Without a raise since ’11, Chester Upland teachers reject latest contract offer

    Teachers at Science and Discovery High School at Showalter in Chester

    Teachers at Science and Discovery High School at Showalter in Chester

    Years-long gridlock between teachers and management at one of Pennsylvania’s most financially challenged school districts continues.

    This week, teachers at Chester Upland School District in Delaware County rejected a proposed contract. Union president Michele Paulick said while members want a deal, they are willing to hold out for the right one.

    “The members haven’t seen a change in their salary since 2011. So, you imagine our frustration,” she said. “But it wasn’t a tentative agreement our membership could live with.”

    One problem with the agreement is proposed pay raises were less than newly required contributions to employees health plans, according to Paulick, who declined to share the tentative agreement. The Philadelphia Inquirer reported the proposed contract called for employees to make contributions as high as $1,300 a year to their health plans, while most would teachers would have received annual raises of $2,100. The average pay, according to that report, is $75,000.

    In members’ eyes, “the salary increase that they’ve offered doesn’t truly offset the amount we’re going ot have to pay in health care,” said Paulick.

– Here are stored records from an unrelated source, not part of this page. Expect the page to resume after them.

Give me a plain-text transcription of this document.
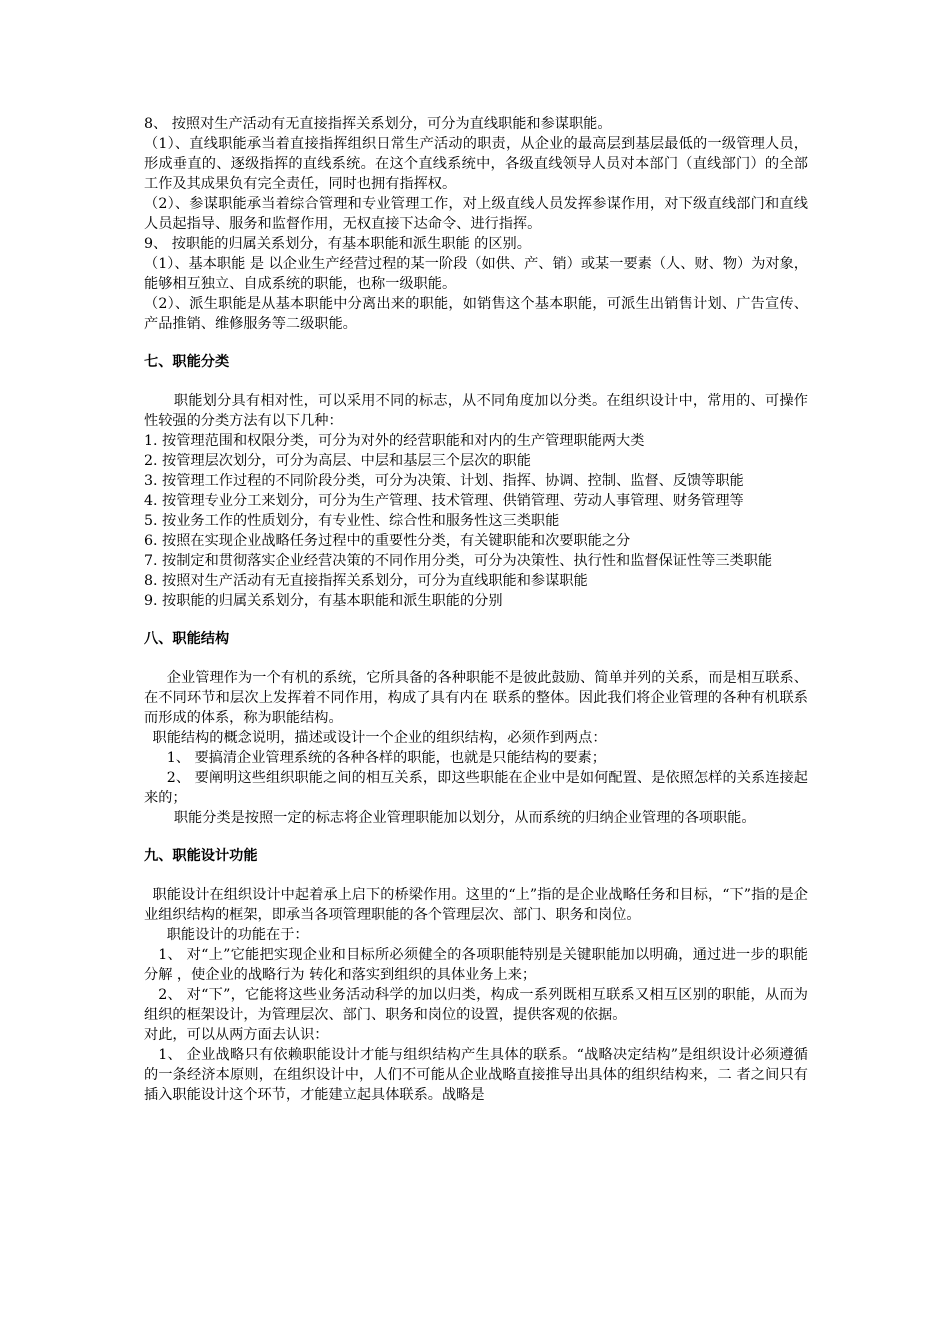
8、 按照对生产活动有无直接指挥关系划分，可分为直线职能和参谋职能。

（1）、直线职能承当着直接指挥组织日常生产活动的职责，从企业的最高层到基层最低的一级管理人员，形成垂直的、逐级指挥的直线系统。在这个直线系统中，各级直线领导人员对本部门（直线部门）的全部工作及其成果负有完全责任，同时也拥有指挥权。

（2）、参谋职能承当着综合管理和专业管理工作，对上级直线人员发挥参谋作用，对下级直线部门和直线人员起指导、服务和监督作用，无权直接下达命令、进行指挥。

9、 按职能的归属关系划分，有基本职能和派生职能 的区别。

（1）、基本职能 是 以企业生产经营过程的某一阶段（如供、产、销）或某一要素（人、财、物）为对象，能够相互独立、自成系统的职能，也称一级职能。

（2）、派生职能是从基本职能中分离出来的职能，如销售这个基本职能，可派生出销售计划、广告宣传、产品推销、维修服务等二级职能。

七、职能分类

职能划分具有相对性，可以采用不同的标志，从不同角度加以分类。在组织设计中，常用的、可操作性较强的分类方法有以下几种：

1. 按管理范围和权限分类，可分为对外的经营职能和对内的生产管理职能两大类

2. 按管理层次划分，可分为高层、中层和基层三个层次的职能

3. 按管理工作过程的不同阶段分类，可分为决策、计划、指挥、协调、控制、监督、反馈等职能

4. 按管理专业分工来划分，可分为生产管理、技术管理、供销管理、劳动人事管理、财务管理等

5. 按业务工作的性质划分，有专业性、综合性和服务性这三类职能

6. 按照在实现企业战略任务过程中的重要性分类，有关键职能和次要职能之分

7. 按制定和贯彻落实企业经营决策的不同作用分类，可分为决策性、执行性和监督保证性等三类职能

8. 按照对生产活动有无直接指挥关系划分，可分为直线职能和参谋职能

9. 按职能的归属关系划分，有基本职能和派生职能的分别

八、职能结构

企业管理作为一个有机的系统，它所具备的各种职能不是彼此鼓励、简单并列的关系，而是相互联系、在不同环节和层次上发挥着不同作用，构成了具有内在 联系的整体。因此我们将企业管理的各种有机联系而形成的体系，称为职能结构。

职能结构的概念说明，描述或设计一个企业的组织结构，必须作到两点：

1、 要搞清企业管理系统的各种各样的职能，也就是只能结构的要素；

2、 要阐明这些组织职能之间的相互关系，即这些职能在企业中是如何配置、是依照怎样的关系连接起来的；

职能分类是按照一定的标志将企业管理职能加以划分，从而系统的归纳企业管理的各项职能。

九、职能设计功能

职能设计在组织设计中起着承上启下的桥梁作用。这里的“上”指的是企业战略任务和目标，“下”指的是企业组织结构的框架，即承当各项管理职能的各个管理层次、部门、职务和岗位。

职能设计的功能在于：

1、 对“上”它能把实现企业和目标所必须健全的各项职能特别是关键职能加以明确，通过进一步的职能分解 ，使企业的战略行为 转化和落实到组织的具体业务上来；

2、 对“下”，它能将这些业务活动科学的加以归类，构成一系列既相互联系又相互区别的职能，从而为组织的框架设计，为管理层次、部门、职务和岗位的设置，提供客观的依据。

对此，可以从两方面去认识：

1、 企业战略只有依赖职能设计才能与组织结构产生具体的联系。“战略决定结构”是组织设计必须遵循的一条经济本原则，在组织设计中，人们不可能从企业战略直接推导出具体的组织结构来，二 者之间只有插入职能设计这个环节，才能建立起具体联系。战略是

    The old contract between the district and the Chester Upland Education Association expired in 2013.

    Since then, both sides been trying to find a workable solution amid the school district’s very public money problems.

    Due to chronic low test scores and financial shortfalls, Chester Upland had has some form of state oversight or outright control for more than 20 years. Instead of a school board, the district has a state-appointed leader, called a receiver.

    In fall 2015, teachers went to work even though school officials told them it didn’t have the funds to issue paychecks, due to Pennsylvania’s long-overdue state budget. In the end, the state, which contributes a greater portion of funding to Chester Upland and other districts where property taxes are insufficient, bailed the district out.

    After protests by teachers last summer, contract negotiations resumed in the fall, leading to the tentative agreement rejected this week.

    “We are truly disappointed by the results of this vote,” said Peter R. Barsz, Chester Upland’s interim receiver, in an emailed statement. “It is our belief that hours of productive talks produced a proposed agreement that was fair to all parties.”

    Paulick said the union has distributed surveys to its two hundred plus members, covering what they would accept in a future agreement. She said representatives of the two sides spoke this week. In a statement, the district said no further talks are scheduled.